Os movimentos populares têm sido críticos, por exemplo, em 50 das 67 transições do autoritarismo para a democracia de 1966 a 1999 (Chenoweth e Stephan, 2011). Sinais de saúde psicológica, isto é, criatividade, espiritualidade e ação não-violenta, são características de movimentos de resistência que têm duas vezes mais chances de sucesso do que os violentos ao longo de mais de cem anos. Essas características introduzem a paz e a prosperidade de maneiras que podem se aplicar tanto à dissolução de regimes opressivos quanto à reforma dos democráticos, como aconteceu inúmeras vezes ao longo da história americana. A resistência é uma força vital que começa dentro da pessoa individual, mas se manifesta na ação comunal e, por sua vez, beneficia cada indivíduo. Portanto, não é de admirar que os esforços de resistência geralmente iniciem-se entre os jovens que estão cheios de vida e com poucos vínculos institucionais corruptores.

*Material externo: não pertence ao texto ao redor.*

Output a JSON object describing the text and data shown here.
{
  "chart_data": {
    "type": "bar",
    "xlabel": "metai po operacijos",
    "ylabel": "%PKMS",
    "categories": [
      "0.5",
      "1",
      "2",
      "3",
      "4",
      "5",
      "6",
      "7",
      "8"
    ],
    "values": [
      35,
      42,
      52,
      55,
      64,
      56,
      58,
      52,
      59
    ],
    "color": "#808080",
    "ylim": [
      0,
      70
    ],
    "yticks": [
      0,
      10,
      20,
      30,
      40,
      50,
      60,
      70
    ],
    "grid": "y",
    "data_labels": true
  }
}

Embora a resistência possa parecer inicialmente perturbadora, como a febre e o mal-estar que surgem no processo de combater uma infecção, é o primeiro passo para substituir as instituições prejudiciais por outras saudáveis. Eles são a nossa esperança para a prevenção eficaz da doença.

Referências

Chenoweth, E. e Stephan, M. J. (2011). Por que a resistência civil funciona: a lógica estratégica do conflito não-violento. Nova York, NY: Columbia University Press.

Gandhi, M. (1993). A maior força do mundo. Em R. Iyer, ed., Os Essenciais Escritos de Mahatma Gandhi (p. 240). Nova Deli, Índia: Oxford University Press.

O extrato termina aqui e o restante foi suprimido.